Comparison of permeation mechanisms in sodium-selective ion channels

Abstract

Voltage-gated sodium channels are the molecular components of electrical signaling in the body, yet the molecular origins of Na⁺-selective transport remain obscured by diverse protein chemistries within this family of ion channels. In particular, bacterial and mammalian sodium channels are known to exhibit similar relative ion permeabilities for Na⁺ over K⁺ ions, despite their distinct signature EEEE and DEKA sequences. Atomic-level molecular dynamics simulations using high-resolution bacterial channel structures and mammalian channel models have begun to describe how these sequences lead to analogous high field strength ion binding sites that drive Na⁺ conduction. Similar complexes have also been identified in unrelated acid sensing ion channels involving glutamate and aspartate side chains that control their selectivity. These studies suggest the possibility of a common origin for Na⁺ selective binding and transport.
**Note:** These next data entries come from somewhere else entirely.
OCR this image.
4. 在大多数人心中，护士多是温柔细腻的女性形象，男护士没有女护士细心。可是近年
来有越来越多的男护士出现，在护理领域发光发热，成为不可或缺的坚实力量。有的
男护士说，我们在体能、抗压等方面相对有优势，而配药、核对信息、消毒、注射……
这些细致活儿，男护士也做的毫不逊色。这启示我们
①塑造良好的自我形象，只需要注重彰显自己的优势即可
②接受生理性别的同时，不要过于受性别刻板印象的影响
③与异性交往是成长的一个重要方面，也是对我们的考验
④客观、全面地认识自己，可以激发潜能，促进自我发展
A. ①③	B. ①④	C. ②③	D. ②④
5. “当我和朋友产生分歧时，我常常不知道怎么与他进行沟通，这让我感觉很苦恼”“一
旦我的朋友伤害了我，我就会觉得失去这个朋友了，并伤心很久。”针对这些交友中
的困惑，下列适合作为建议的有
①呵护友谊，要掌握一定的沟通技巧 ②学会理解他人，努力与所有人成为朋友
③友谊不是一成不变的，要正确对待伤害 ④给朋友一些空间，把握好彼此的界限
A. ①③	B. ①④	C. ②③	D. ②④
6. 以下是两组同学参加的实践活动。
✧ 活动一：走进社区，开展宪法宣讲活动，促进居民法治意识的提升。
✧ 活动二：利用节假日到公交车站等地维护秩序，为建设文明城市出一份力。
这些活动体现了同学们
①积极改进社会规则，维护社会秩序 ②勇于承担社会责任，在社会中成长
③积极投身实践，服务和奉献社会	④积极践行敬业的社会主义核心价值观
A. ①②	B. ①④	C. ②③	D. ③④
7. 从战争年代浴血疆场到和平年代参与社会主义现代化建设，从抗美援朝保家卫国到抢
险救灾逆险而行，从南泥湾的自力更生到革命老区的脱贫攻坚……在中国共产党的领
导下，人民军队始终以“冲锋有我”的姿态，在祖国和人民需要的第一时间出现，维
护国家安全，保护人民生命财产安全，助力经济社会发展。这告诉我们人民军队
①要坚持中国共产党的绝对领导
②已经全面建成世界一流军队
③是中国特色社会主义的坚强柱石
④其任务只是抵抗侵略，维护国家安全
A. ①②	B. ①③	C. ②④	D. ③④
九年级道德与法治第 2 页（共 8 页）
Keywords: Acid sensing ion channel; Ion permeation; Ion selectivity; Molecular dynamics simulation; Voltage-gated sodium channel.

Figure 1:

The structure of Na_v channels. Main structural elements of the bacterial channel Na_vAb showing the arrangment of segments S1 to S6 forming the pore domain (PD) and the volatge-sensing domain (VSD). For clarity, the segments forming the PD of one subunit and the VSD of another have been omitted. In the VSD, the key arginines playing a role in gating are represented as pink sticks and labelled. More detailed representations of the SFs are added as inserts (colored sticks, C in cyan and gray for back subunit, N in blue and O in red, 3 subunits shown), displaying Na_vAb (top center), with its specific sequence of residues TLES and the 3 binding sites for Na⁺ S_HFS, S_CEN and S_IN as red dashed circles, and Na_vPaS (top right), with the key residues of the DEKA locus indicated (D, E, and K, the subunit carrying A, DIV, is not shown), as well as the extracellular ring of charged residues (E and E, as DIII doesn’t carry a charged residue in Na_vPaS), the name of each domain DI, DII and DIII is indicated. To the left a sequence alignment of Na_vBaCs (Na_vAb and Na_vRh) and human Na_v1.2 is shown. Bold and highlighted letters indicate key DEKA and EEEE rings, as well as the vestibular EEDD ring.

Figure 2:

Conduction of sodium in Na_vAb. 2D free energy projection for Na⁺ ions when 3 ions occupy the filter, with Na⁺-Na⁺ corresponding to the center of mass position of the two upper ions. The lowest free energy pathway is via knock-on conduction, indicated with a solid red curve, with pass-by conduction indicated with a dashed curve. Illustrations are schematic and based on free energy results presented in (Boiteux et al., 2014a), with contouring at 0.5 kcal/mol.

Figure 3:

Ion conduction in model human Na_v1.2 for Na⁺ (A) and K⁺ (B). Insets show configurations during conduction. A) Two ion occupancy dominates for Na⁺. As the ions enter the SF they bind to carboxylates and create multi-ion/multi carboxylate complexes. Lysine creates a stable state with Na⁺ in the S_HFS to allow pass-by conduction (solid red curve). When lysine is in the lower pore no conduction is observed (dashed curve). B) The K⁺ ion singly binds to the carboxylates and waits for lysine to undergo structural isomerization to pass lysine in the lower SF (solid red curve). Illustrations are schematic and based on free energy maps presented in (Flood et al., 2018), with contouring at 0.5 kcal/mol.

Figure 4:

Free energy profile for Na⁺ (orange) and K⁺ (purple) in ASIC PDB:4NTW (A) and PDB:2QTS (B), based on data presented in (Lynagh et al., 2017). Insets show Na⁺ and K⁺ in key sites and labels indicate the residues that the respective ions are binding to.